TU‐C‐AUD B‐01: Using the Air/water Interface to Improve the Accuracy of Entrance Dosimetry

Purpose: To improve ionization chamber localization accuracy for depth‐dose measurements used for TPS dose calculation algorithm commissioning and periodic linear accelerator QA. Method and Materials: Ionization chamber depth‐dose scans are set to include points above the water surface, which produces inflections in the depth‐dose curves. Monte Carlo simulations are performed with the EGSnrc Cavity usercode, which simulates the detailed ionization chamber and phantom geometries, and with DOSXYZnrc, which excludes the chamber geometry. The inflection point location in the Cavity simulation with respect to the chamber center quantifies the chamber's absolute location. The difference between the Cavity and DOSXYZnrc depth‐dose results quantifies the ion chamber's effective point of measurement (EPOM) variation as a function of depth. Measurements and simulations are performed for 6 and 18 MV photon beams for multiple field sizes. Measurement results are aligned to the surface position by matching the computed inflection points. Results: The dose inflection point due to the air‐water interface is clearly identifiable in both measurements and calculations. A Cavity simulation at 6 MV with a 10×10 cm 2 field finds that the inflection point occurs when the central electrode is ∼1 mm beneath the water surface.
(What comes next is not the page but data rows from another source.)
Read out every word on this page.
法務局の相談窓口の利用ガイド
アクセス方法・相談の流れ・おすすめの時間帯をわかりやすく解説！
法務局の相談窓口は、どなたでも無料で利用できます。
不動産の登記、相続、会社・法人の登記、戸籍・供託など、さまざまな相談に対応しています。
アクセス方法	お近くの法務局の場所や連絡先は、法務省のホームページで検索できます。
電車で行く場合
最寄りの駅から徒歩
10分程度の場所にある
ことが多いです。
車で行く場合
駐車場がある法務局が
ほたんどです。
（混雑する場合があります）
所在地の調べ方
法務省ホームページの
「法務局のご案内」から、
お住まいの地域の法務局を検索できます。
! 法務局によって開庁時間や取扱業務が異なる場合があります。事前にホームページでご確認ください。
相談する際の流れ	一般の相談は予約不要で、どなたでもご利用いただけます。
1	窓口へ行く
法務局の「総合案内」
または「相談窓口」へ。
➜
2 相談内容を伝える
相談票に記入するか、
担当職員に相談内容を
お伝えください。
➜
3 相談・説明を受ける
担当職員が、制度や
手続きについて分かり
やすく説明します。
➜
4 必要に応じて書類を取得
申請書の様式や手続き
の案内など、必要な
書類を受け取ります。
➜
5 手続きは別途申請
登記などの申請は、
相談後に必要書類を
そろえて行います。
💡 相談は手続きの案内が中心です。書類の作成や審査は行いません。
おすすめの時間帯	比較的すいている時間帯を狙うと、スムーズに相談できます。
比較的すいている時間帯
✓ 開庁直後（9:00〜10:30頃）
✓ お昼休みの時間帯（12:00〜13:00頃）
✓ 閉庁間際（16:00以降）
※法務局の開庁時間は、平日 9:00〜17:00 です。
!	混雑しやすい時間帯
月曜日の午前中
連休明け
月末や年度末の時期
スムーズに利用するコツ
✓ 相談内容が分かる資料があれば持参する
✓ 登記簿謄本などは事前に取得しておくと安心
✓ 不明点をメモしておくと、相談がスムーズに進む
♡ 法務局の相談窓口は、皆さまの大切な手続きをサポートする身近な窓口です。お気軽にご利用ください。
After applying the recommended EPOM shift to Cavity simulation results, the distance‐to‐agreement between the Cavity computed “surface” dose and the DOSXYZnrc dose was >2 mm. By 1.0 cm depth, the distance‐to‐agreement is negligible. 18 MV simulations yielded discrepancies in the in‐air dose, presumably due to differences in contaminant electrons. Conclusion: The proposed method of conducting depth‐dose measurements is trivial to implement and provides a way to automatically account for, and correct, shifts and/or offsets in initial chamber positioning. This allows for improved matching, not only of measured and calculated data, but also of measured data such as that acquired in periodic QA testing.